Program disguised as holiday greeting poses 'medium' threat

(CNN) -- Grinch-like virus writers are spreading their version of holiday cheer by embedding a variant of the so-called "Zafi" e-mail worm inside electronic greetings.

E-mails with the misspelled attachment "Happy Hollydays" arrived in inboxes Tuesday, with the subject line "Merry Christmas." A worm is hiding inside the attachment.

It propagates itself via e-mail contact lists when the attached file is opened and could render infected computers more vulnerable to spammers or hackers.

The worm spread overnight across 18 European countries, including Great Britain, France, Germany and Italy, but was not expected to make waves in the United States. The Europe-U.S. time difference gave antivirus companies stateside some breathing room.

"Zafi hit the European countries hard and fast this morning at 4 a.m. their time," said Patrick Hinojosa, CTO of the security software company Panda Software, "People open e-mail mainly at work though, so companies here in the U.S. would have already updated their virus protection by the time Americans were waking up."

Hinojosa said as soon as a virus is detected, security software companies scramble to reverse-engineer the code, create a detection file, and then send updated virus definitions out to clients. Most large corporations download the latest virus definitions in the wee hours, before employees arrive.

The first version of Zafi was detected last April. This is the fourth variant. The latest one, however, has a clever twist: It translates "Merry Christmas" into various languages as determined by the domain name. The worm knows that a .fr domain would probably be a French recipient, whereas a .de person would most likely speak German. An embedded translation program matches the domain name with the appropriate holiday greeting, thus increasing the likelihood of the recipient opening the mail.
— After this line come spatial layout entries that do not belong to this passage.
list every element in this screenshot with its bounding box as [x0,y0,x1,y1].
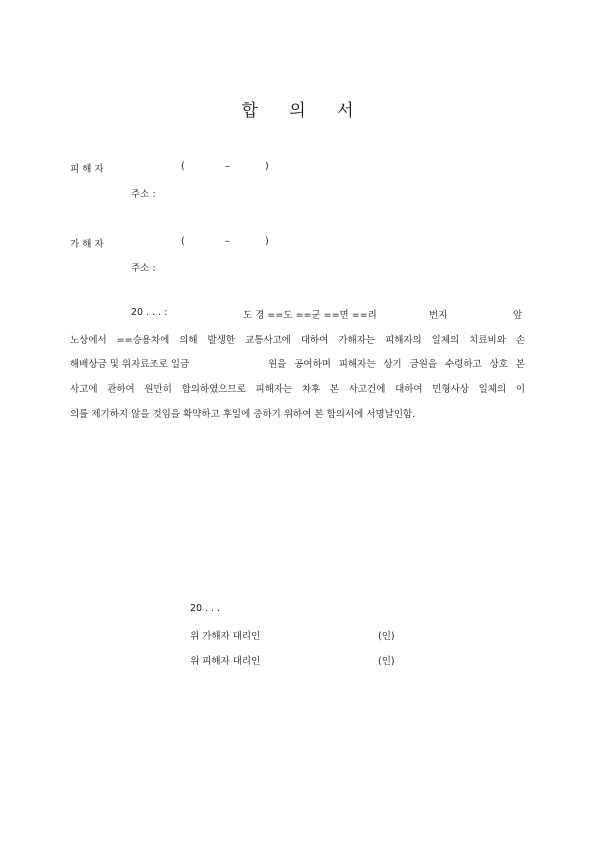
offender-address-label: 주소 : [131,263,156,274]
offender-seal-mark: (인) [378,631,395,642]
victim-label: 피 해 자 [70,164,104,175]
victim-id-dash: – [225,161,230,172]
victim-seal-mark: (인) [378,656,395,667]
offender-id-paren-open: ( [181,236,185,247]
victim-address-label: 주소 : [131,189,156,200]
body-line1-end: 앞 [513,310,523,321]
body-line-3b: 원을 공여하며 피해자는 상기 금원을 수령하고 상호 본 [268,359,525,370]
offender-agent-label: 위 가해자 대리인 [190,631,261,642]
victim-agent-label: 위 피해자 대리인 [190,656,261,667]
body-line-4: 사고에 관하여 원만히 합의하였으므로 피해자는 차후 본 사고건에 대하여 민형사상 일체의 이 [70,384,525,395]
title-char-2: 의 [289,101,306,121]
signature-date: 20 . . . [190,603,221,614]
victim-id-paren-close: ) [265,161,269,172]
offender-id-paren-close: ) [265,236,269,247]
body-place: 도 경 ==도 ==군 ==면 ==리 [243,310,377,321]
offender-id-dash: – [225,236,230,247]
body-date: 20 . . . : [131,307,168,318]
document-title [0,96,595,121]
title-char-1: 합 [241,101,258,121]
body-line-2: 노상에서 ==승용차에 의해 발생한 교통사고에 대하여 가해자는 피해자의 일체의 치료비와 손 [70,335,525,346]
body-line-5: 의를 제기하지 않을 것임을 확약하고 후일에 증하기 위하여 본 합의서에 서명날인함. [70,409,416,420]
body-line-3a: 해배상금 및 위자료조로 일금 [70,359,190,370]
body-lot: 번지 [429,310,448,321]
offender-label: 가 해 자 [70,239,104,250]
title-char-3: 서 [337,101,354,121]
victim-id-paren-open: ( [181,161,185,172]
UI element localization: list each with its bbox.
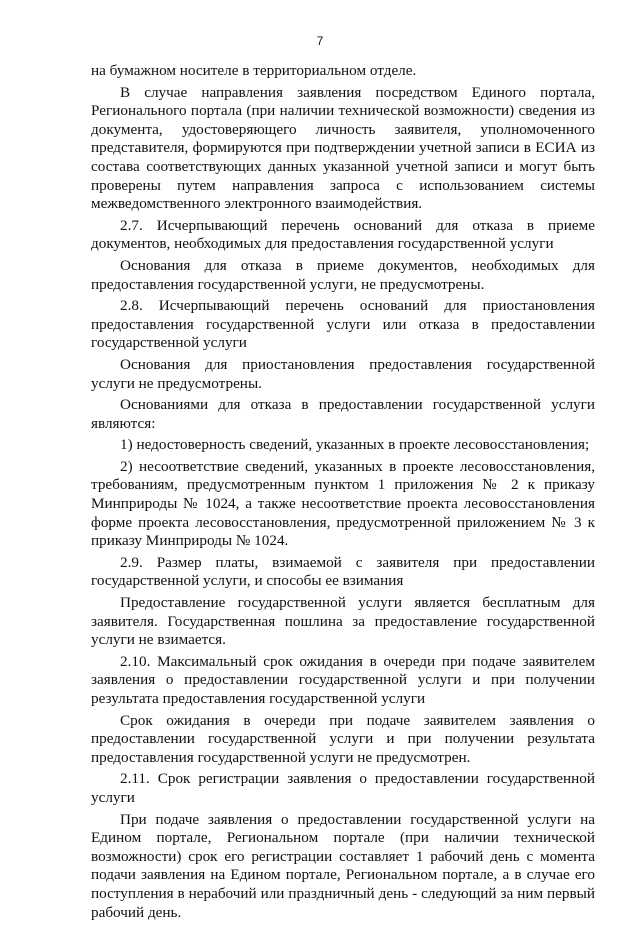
list-item-2: 2) несоответствие сведений, указанных в проекте лесовосстановления, требованиям, предусмотренным пунктом 1 приложения № 2 к приказу Минприроды № 1024, а также несоответствие проекта лесовосстановления форме проекта лесовосстановления, предусмотренной приложением № 3 к приказу Минприроды № 1024. [91,457,595,550]
section-heading-2-10: 2.10. Максимальный срок ожидания в очереди при подаче заявителем заявления о предоставлении государственной услуги и при получении результата предоставления государственной услуги [91,652,595,707]
paragraph-no-suspension-grounds: Основания для приостановления предоставления государственной услуги не предусмотрены. [91,355,595,392]
paragraph-no-refusal-grounds: Основания для отказа в приеме документов, необходимых для предоставления государственной услуги, не предусмотрены. [91,256,595,293]
paragraph-free-service: Предоставление государственной услуги является бесплатным для заявителя. Государственная пошлина за предоставление государственной услуги не взимается. [91,594,595,649]
document-body [91,62,595,925]
paragraph-esia-data: В случае направления заявления посредством Единого портала, Регионального портала (при наличии технической возможности) сведения из документа, удостоверяющего личность заявителя, уполномоченного представителя, формируются при подтверждении учетной записи в ЕСИА из состава соответствующих данных указанной учетной записи и могут быть проверены путем направления запроса с использованием системы межведомственного электронного взаимодействия. [91,83,595,213]
paragraph-refusal-grounds-intro: Основаниями для отказа в предоставлении государственной услуги являются: [91,396,595,432]
section-heading-2-7: 2.7. Исчерпывающий перечень оснований для отказа в приеме документов, необходимых для предоставления государственной услуги [91,216,595,253]
page-number: 7 [316,34,324,48]
paragraph-continuation: на бумажном носителе в территориальном отделе. [91,62,417,79]
section-heading-2-8: 2.8. Исчерпывающий перечень оснований для приостановления предоставления государственной услуги или отказа в предоставлении государственной услуги [91,297,595,352]
section-heading-2-9: 2.9. Размер платы, взимаемой с заявителя при предоставлении государственной услуги, и способы ее взимания [91,553,595,590]
section-heading-2-11: 2.11. Срок регистрации заявления о предоставлении государственной услуги [91,770,595,806]
list-item-1: 1) недостоверность сведений, указанных в проекте лесовосстановления; [120,436,590,454]
paragraph-queue-time: Срок ожидания в очереди при подаче заявителем заявления о предоставлении государственной услуги и при получении результата предоставления государственной услуги не предусмотрен. [91,711,595,766]
paragraph-registration-term: При подаче заявления о предоставлении государственной услуги на Едином портале, Региональном портале (при наличии технической возможности) срок его регистрации составляет 1 рабочий день с момента подачи заявления на Едином портале, Региональном портале, а в случае его поступления в нерабочий или праздничный день - следующий за ним первый рабочий день. [91,810,595,921]
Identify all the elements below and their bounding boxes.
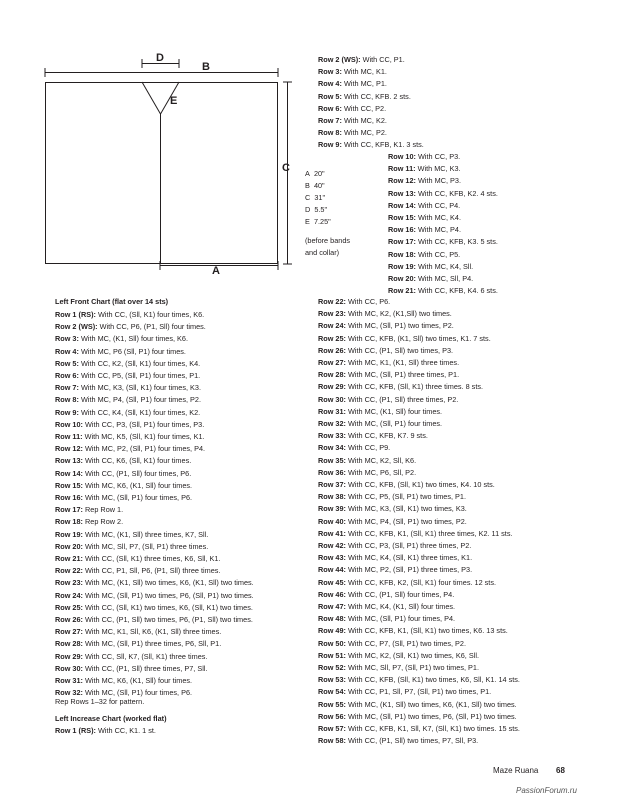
instruction-row — [55, 310, 204, 320]
instruction-row — [318, 456, 416, 466]
watermark: PassionForum.ru — [516, 786, 577, 795]
instruction-row — [55, 505, 123, 515]
row-text: With MC, (Sll, P1) four times. — [345, 419, 443, 428]
row-text: With MC, (Sll, P1) three times, P1. — [345, 370, 460, 380]
row-label: Row 55: — [318, 699, 346, 709]
instruction-row — [55, 603, 253, 613]
row-text: With MC, K4, (Sll, K1) three times, K1. — [345, 553, 473, 563]
row-label: Row 9: — [318, 140, 342, 150]
row-label: Row 31: — [55, 676, 83, 685]
row-label: Row 56: — [318, 711, 346, 721]
row-text: With CC, KFB, K2. 4 sts. — [415, 188, 498, 198]
legend-key: A — [305, 169, 310, 178]
row-label: Row 46: — [318, 589, 346, 599]
row-text: With MC, Sll, P7, (Sll, P1) three times. — [82, 541, 209, 551]
row-text: With MC, (Sll, P1) two times, P2. — [345, 321, 454, 331]
instruction-row — [318, 687, 491, 697]
row-label: Row 19: — [55, 529, 83, 539]
row-text: With CC, KFB. 2 sts. — [341, 91, 411, 101]
row-label: Row 44: — [318, 565, 346, 575]
row-text: With CC, K4, (Sll, K1) four times, K2. — [78, 407, 201, 417]
instruction-row — [388, 274, 473, 284]
row-text: With CC, P1, Sll, P7, (Sll, P1) two times, P1. — [345, 687, 492, 697]
row-label: Row 11: — [55, 432, 83, 441]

"We call it social engineering," said Joe Hartmann, a director of North American Research at the antivirus company Trend Micro. "Are you going to open a message with Swedish text in it if you don't speak Swedish? Probably not. But you might if it were in your own language."

Hartmann said that this latest worm does not stack up to the big worms this year, such as Bagle, MyDoom and Netsky, which each had millions in distribution worldwide. Hartmann said Zafi has "only in the thousands, globally."

So far antivirus companies are issuing "medium" threat warnings, and will continue to monitor the worm's spread.